🤖 AI Summary
Retrieving relevant documents from German legal corpora poses challenges due to domain-specific language and sparse relevance signals.
Method: This paper proposes a lightweight, training-free recall method for German legal document retrieval. It frames retrieval as multiple “needle-in-a-haystack” binary classification tasks within a pre-trained text embedding space. Crucially, it introduces the first unsupervised ranking framework combining Support Vector Regression (SVR) ensembles with bagging, augmented by a binary classification voting mechanism.

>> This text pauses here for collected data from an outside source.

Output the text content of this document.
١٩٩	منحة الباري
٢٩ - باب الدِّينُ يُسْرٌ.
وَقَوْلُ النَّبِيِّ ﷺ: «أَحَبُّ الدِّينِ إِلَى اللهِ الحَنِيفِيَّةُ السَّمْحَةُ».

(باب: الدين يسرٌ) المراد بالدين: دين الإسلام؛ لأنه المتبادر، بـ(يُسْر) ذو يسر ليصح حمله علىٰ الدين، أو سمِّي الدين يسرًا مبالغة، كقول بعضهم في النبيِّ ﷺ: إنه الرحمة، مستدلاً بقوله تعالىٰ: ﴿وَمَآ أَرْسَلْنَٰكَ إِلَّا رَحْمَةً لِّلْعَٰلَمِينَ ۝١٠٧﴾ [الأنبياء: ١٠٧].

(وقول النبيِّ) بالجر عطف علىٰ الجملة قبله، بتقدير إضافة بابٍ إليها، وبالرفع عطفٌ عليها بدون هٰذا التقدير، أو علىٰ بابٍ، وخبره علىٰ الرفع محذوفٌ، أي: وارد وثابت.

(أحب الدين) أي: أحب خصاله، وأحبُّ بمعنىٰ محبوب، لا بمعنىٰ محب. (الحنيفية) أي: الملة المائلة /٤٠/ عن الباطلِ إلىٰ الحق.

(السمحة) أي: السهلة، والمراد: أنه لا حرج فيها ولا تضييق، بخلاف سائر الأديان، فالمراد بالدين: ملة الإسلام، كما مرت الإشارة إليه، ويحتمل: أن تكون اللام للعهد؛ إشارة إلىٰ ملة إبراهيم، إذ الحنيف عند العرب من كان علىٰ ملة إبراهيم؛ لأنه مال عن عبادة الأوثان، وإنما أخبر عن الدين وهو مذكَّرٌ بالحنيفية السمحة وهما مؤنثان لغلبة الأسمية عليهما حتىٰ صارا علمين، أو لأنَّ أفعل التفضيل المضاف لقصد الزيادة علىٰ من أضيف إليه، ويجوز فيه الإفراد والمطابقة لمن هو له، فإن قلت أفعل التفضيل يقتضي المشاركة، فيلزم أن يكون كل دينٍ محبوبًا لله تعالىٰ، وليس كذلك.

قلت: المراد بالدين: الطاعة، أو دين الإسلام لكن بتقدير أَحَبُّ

Contribution/Results: The approach eliminates the need for fine-tuning large deep learning models while significantly improving recall for sparsely relevant documents. Evaluated on the GerDaLIR benchmark, it achieves a recall of 0.849—surpassing state-of-the-art baselines (0.803 and 0.829). This demonstrates the effectiveness and practicality of non-deep-learning paradigms for specialized-domain retrieval tasks.
📝 Abstract
We introduce a retrieval approach leveraging Support Vector Regression (SVR) ensembles, bootstrap aggregation (bagging), and embedding spaces on the German Dataset for Legal Information Retrieval (GerDaLIR). By conceptualizing the retrieval task in terms of multiple binary needle-in-a-haystack subtasks, we show improved recall over the baselines (0.849>0.803 | 0.829) using our voting ensemble, suggesting promising initial results, without training or fine-tuning any deep learning models. Our approach holds potential for further enhancement, particularly through refining the encoding models and optimizing hyperparameters.